Maria Garcia-Moreno, 42, of Tamaulipas, Mexico; Ruben Cabanas-Torres, 30, of Veracruz, Mexico; and Esteban Acosta-Munoz, 51, of Honduras; pleaded guilty to violating the Mann Act by transporting an individual across state lines for the purpose of having her engage in prostitution, the U.S. Attorneys Office reported.
Each faces a maximum of 10 years in prison and a $250,000 fine. A sentencing date has not been scheduled. A Mann Act charge is also pending against a fourth defendant, Donaciano Tecpa-Tecpa, said Assistant U.S. Attorney DeWayne Pearson.
The three who pleaded guilty Friday admitted that they made more than 200 trips between Aiken County and Atlanta from January 2009 to July 2012 to bring women to work as prostitutes, Pearson said.
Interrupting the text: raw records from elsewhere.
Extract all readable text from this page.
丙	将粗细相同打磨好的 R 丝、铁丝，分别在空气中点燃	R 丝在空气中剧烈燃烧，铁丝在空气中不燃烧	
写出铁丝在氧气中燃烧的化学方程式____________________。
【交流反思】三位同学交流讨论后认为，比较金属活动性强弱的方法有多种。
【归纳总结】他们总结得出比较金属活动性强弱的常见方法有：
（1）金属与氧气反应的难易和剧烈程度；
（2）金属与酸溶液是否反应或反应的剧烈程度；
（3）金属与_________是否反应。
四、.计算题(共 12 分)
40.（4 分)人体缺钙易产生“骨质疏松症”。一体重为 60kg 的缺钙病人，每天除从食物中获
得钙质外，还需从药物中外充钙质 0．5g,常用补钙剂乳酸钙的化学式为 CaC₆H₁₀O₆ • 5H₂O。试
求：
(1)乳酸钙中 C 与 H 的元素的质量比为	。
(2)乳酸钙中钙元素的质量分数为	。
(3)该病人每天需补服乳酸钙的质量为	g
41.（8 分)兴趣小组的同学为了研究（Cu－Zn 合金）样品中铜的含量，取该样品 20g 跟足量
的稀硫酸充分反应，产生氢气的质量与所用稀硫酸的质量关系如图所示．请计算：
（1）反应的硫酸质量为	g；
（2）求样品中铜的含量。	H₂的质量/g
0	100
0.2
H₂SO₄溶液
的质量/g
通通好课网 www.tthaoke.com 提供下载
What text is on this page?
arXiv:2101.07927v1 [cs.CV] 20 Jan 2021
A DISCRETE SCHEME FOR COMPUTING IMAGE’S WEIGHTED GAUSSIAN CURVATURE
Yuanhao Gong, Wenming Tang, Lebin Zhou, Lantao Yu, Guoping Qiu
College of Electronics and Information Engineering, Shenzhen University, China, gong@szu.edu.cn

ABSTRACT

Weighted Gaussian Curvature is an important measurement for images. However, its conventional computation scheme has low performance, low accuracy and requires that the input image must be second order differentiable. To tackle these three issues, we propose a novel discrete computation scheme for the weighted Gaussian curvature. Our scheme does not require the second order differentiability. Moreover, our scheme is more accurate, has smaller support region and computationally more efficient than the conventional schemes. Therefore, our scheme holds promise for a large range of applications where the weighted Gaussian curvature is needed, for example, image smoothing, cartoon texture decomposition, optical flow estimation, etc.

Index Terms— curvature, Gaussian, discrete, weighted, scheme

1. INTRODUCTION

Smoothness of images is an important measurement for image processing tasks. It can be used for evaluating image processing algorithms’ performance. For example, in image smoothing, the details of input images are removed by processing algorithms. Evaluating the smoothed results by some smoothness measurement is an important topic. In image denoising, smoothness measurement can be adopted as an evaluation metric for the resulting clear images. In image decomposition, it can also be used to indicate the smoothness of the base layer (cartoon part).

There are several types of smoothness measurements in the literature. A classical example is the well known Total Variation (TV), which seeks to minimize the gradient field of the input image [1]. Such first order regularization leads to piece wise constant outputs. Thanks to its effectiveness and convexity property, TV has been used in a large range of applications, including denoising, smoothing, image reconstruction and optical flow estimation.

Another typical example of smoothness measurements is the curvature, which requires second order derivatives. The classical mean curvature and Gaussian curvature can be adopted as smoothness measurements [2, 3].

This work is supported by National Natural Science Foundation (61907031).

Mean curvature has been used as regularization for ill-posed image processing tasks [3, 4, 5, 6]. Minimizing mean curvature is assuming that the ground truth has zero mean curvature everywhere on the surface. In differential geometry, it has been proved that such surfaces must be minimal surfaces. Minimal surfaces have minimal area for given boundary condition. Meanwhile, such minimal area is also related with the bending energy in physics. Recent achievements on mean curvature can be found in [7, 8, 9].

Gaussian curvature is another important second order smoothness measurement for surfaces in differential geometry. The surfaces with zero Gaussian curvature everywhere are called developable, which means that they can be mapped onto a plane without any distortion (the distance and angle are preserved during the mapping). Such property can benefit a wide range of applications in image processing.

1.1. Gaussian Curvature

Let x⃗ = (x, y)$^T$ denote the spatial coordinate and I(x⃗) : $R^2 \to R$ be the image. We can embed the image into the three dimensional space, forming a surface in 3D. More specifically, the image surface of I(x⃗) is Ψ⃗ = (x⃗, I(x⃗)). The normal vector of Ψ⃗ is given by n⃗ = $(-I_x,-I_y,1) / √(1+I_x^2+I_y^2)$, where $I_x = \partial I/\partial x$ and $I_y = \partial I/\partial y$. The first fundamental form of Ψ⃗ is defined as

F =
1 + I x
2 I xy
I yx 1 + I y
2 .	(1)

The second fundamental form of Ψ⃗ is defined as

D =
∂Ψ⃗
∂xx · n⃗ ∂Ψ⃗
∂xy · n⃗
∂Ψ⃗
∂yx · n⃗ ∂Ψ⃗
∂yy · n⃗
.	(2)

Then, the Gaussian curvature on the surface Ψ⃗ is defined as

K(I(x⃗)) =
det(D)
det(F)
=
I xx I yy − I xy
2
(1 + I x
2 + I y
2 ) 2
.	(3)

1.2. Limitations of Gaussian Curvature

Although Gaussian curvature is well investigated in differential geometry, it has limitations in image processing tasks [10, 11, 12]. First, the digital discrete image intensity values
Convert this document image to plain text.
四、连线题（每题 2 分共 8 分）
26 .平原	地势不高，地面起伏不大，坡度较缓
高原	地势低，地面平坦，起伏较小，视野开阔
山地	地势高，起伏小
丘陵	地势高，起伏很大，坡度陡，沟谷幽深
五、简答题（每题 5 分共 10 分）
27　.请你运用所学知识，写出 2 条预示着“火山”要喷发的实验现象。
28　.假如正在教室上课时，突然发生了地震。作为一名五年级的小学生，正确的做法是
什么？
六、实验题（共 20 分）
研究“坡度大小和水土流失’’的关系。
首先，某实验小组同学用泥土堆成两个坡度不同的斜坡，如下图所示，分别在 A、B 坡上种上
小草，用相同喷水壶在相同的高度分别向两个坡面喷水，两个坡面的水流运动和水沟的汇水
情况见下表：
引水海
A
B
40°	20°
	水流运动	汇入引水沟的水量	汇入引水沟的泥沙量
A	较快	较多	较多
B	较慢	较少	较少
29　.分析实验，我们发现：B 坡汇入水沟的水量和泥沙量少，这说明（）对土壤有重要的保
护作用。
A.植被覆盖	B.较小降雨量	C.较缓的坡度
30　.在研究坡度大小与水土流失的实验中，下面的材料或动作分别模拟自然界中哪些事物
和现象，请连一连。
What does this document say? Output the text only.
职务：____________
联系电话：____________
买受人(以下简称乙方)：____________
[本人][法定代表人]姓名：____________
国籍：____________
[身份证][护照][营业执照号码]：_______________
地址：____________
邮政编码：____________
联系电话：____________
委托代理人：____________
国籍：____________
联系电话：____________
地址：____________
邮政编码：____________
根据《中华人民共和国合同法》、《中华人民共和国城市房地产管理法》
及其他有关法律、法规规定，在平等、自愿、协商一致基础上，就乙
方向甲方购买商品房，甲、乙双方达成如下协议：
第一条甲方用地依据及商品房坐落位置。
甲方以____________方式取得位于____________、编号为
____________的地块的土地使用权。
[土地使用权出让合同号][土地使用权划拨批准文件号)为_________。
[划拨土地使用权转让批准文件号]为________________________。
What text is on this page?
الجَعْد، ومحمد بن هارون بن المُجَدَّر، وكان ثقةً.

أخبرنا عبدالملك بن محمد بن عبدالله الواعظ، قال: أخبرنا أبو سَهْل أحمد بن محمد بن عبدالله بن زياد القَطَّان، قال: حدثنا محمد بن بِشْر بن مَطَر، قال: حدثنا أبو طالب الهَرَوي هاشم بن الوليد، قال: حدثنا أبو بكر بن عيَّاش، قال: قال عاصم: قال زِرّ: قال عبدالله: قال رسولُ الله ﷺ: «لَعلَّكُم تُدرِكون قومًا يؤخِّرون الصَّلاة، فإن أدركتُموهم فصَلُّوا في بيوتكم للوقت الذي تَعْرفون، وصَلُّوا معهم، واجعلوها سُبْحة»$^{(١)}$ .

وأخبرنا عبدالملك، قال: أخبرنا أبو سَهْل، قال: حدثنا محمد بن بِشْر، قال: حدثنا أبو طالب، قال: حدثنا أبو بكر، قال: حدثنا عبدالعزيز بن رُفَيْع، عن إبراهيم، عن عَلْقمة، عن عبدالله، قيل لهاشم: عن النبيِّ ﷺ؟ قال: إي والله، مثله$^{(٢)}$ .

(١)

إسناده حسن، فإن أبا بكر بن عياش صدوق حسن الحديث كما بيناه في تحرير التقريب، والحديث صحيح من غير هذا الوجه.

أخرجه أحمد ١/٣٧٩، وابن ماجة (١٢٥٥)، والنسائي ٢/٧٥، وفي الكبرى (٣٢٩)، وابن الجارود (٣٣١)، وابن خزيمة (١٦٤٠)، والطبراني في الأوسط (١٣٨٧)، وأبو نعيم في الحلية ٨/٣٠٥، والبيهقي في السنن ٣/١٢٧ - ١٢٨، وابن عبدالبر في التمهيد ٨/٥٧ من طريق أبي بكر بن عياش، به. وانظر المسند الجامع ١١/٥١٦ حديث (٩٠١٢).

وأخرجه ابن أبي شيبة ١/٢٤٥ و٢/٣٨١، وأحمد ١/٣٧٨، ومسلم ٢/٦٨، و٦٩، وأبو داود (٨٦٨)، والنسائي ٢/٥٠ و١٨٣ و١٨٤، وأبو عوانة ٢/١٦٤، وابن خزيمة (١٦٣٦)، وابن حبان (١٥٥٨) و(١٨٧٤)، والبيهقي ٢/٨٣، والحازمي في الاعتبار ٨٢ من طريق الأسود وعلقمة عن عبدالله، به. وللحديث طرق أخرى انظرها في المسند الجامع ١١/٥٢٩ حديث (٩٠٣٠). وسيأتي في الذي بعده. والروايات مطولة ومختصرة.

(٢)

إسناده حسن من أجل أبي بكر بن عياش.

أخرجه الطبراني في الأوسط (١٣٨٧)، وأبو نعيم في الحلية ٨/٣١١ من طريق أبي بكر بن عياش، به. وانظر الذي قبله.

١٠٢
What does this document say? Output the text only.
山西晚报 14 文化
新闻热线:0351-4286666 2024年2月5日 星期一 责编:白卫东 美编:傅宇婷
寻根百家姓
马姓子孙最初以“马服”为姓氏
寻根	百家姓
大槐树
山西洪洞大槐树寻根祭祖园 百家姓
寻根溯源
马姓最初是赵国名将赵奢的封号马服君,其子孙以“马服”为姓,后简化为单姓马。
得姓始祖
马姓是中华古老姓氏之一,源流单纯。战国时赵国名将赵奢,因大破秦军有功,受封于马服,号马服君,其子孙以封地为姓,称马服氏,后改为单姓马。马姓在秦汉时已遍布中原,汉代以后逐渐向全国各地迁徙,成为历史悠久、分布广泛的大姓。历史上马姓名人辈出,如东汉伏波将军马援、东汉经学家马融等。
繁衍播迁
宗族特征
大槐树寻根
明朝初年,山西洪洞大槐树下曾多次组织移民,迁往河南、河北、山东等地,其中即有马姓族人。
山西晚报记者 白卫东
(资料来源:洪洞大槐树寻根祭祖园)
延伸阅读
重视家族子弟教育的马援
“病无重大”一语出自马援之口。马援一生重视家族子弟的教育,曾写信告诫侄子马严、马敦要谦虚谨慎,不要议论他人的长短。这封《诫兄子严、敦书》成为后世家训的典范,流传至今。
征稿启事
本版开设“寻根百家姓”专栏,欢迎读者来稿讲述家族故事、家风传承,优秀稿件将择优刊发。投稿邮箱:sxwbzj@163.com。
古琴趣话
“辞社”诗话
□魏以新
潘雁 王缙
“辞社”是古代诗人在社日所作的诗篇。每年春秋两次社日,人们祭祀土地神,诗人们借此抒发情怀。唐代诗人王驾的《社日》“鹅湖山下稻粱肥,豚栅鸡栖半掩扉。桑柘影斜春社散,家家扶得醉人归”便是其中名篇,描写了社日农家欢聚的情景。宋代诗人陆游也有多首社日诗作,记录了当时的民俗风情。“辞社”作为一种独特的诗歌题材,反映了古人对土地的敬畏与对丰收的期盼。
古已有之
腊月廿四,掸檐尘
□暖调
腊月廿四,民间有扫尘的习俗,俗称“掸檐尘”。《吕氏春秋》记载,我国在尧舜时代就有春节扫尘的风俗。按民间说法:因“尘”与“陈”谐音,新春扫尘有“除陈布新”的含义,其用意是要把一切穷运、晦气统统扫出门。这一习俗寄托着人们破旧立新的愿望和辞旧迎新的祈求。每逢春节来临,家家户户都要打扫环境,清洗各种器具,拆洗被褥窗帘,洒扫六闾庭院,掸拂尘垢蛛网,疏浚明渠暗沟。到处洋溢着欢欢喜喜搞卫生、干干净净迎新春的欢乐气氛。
The prostitutes mostly worked out of dilapidated single-wide trailers that served as makeshift brothels, he said.
Occasionally, the ring organizers would take the prostitutes directly to farms.
The prostitutes would work in South Carolina for a week and then would be driven back to Atlanta. New women would be brought the next week, Pearson said. During a week, a prostitute would see about 60 johns, charging $20 to $25 for sex, he said.
The prostitutes were illegal immigrants but none were being held against their will, Pearson said.
Garcia-Moreno served as the madam who organized the trips and managed the money. Cabanas-Torres worked as a driver and bodyguard who made sure the women were not robbed or beaten by clients. Acosta-Munoz, who was married to Garcia-Moreno, also worked as a driver, Pearson said.
All three will be deported after serving their sentences.
Law enforcement learned of the prostitution ring from a tip. A female caller told them about a friend who had answered an advertisement for farm work and found herself involved in the ring. That woman had fled the United States but her friend wanted police to know what had happened, Pearson said.
Atlanta serves as a hub for immigrant prostitution rings, Pearson said. Those who run the rings take women to rural areas throughout the south, he said.
All too often we see the sorts of exploitation and abuse that have taken place in this case when people are treated as a commodity, said Brock D. Nicholson, special agent in charge of ICE Homeland Security Investigations in Atlanta. While these guilty pleas will ensure the defendants will be held accountable for their criminal actions, we should also not forget the women who have been rescued from lives of misery as a result of this investigation.